En el principio fue la idea Un día estás en el medio de una reunión de trabajo tratando de ablandar las sandalias nuevas por debajo de la mesa y, al siguiente, enfundada en un traje de neoprene que no hace que te veas como una sirena, precisamente, sino más bien como un leberwurst con casco, arnés y salvavidas. Sos la versión acuática y devaluada de un soldado clon de Star Wars. ¿Y por qué? Porque en la reunión de sumario alguien dijo "estaría bueno incluir en este número algún deporte acuático", y otro tiró "kitesurf, que está muy de moda", y otro agregó "sí, que alguien tome una clase y lo cuente como crónica" y todos se preguntaron "¿quién puede ser?", y yo dije "yo", sin tener demasiada idea qué era el kitesurf pero consciente de que hacer yoga una vez por semana no es lo que se dice estar en forma.
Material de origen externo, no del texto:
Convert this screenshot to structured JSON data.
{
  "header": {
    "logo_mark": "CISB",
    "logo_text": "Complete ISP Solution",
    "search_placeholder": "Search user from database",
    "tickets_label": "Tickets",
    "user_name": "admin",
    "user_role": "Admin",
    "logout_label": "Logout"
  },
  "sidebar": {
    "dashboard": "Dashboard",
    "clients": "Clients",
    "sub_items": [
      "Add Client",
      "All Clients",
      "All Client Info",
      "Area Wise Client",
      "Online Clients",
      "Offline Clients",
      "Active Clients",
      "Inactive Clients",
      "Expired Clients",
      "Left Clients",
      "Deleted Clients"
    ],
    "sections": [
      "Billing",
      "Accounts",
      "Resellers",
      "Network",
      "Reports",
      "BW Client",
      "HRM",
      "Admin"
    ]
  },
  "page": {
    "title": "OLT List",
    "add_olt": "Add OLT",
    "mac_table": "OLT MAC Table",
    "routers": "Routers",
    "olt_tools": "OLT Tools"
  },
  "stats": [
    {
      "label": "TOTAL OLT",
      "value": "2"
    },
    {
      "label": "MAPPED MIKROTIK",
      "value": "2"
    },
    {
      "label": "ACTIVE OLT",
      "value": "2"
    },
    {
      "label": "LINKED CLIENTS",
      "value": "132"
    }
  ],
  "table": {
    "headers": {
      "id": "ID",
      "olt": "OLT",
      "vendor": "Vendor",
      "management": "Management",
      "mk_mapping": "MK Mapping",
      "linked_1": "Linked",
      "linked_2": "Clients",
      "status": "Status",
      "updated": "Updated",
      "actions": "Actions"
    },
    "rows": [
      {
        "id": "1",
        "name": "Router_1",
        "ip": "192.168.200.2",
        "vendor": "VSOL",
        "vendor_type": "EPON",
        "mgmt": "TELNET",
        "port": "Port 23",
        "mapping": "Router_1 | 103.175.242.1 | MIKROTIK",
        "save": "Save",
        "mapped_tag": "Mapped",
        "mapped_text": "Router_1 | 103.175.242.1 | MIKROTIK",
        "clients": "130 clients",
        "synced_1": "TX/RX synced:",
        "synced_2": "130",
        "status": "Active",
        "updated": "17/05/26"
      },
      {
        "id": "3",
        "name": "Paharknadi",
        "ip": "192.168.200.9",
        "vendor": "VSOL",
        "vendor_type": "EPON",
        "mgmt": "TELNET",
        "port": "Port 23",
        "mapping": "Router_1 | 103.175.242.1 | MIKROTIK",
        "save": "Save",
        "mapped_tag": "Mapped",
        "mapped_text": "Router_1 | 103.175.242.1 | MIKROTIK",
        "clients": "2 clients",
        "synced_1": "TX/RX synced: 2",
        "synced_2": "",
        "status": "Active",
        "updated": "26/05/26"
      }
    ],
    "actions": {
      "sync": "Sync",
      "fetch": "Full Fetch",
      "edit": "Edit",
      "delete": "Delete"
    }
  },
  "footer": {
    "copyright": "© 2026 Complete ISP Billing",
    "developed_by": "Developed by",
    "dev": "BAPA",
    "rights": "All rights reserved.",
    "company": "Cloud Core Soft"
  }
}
Por suerte mis compañeros me dieron más que ánimo: la diseñadora y la fotógrafa dijeron "yo también, yo también", y así fue como las tres salimos a la ruta una mañana demasiado fría de diciembre con el entusiasmo de quien se aleja por un par de días de los oficios terrestres. Y con la ilusión de estar destinadas al mar.
Tobal, capitán de mar y aire Pero no. Cuando conocés a alguien como Tobal Saubidet te das cuenta de que vos, con tu piel desteñida y tus cervicales rectificas por pasarte con el culo en la silla todo el día, no sos de su especie. Tobal tiene el cuero curtido, pero no por el sol de temporada, sino por el que pega todo el año, el sol de la intemperie, el que te deja surcos en la cara como marcas de guerra. Tobal habla con onomatopeyas, dice "fiuuuuuuuu, saaaaaaaa, faaa faaaa faaa", sonidos que reemplazan palabras con las que no puede describir lo que pasa, lo que a él le pasa, cuando se monta sobre la tabla y maniobra las líneas para que el viento infle el kite y lo lleve mar adentro a toda velocidad, y lo traiga de nuevo a la orilla para que pueda hacer una pirueta para la cámara: Tobal se va a sacar la tabla en el aire, va a saltar a la arena y va a buscar con la mirada a la fotógrafa que no lo tomó, qué pena, porque se entretuvo con otro kiter acrobático. Pero no importa, porque él puede hacerlo cuantas veces quiera. Tobal siempre fue pez en el agua, desde que se subió a un optimist y se convirtió en el inalcanzable, hasta hoy, que es algo así como el Obi-Wan del kitesurf. De septiembre a abril, llega a la playa en su "chata", clava la bandera de Tobalkites como un colonizador y despliega su escuela móvil: cada alumno tendrá un instructor bajo su estricta mirada supervisora. Es que acá el error se puede pagar caro.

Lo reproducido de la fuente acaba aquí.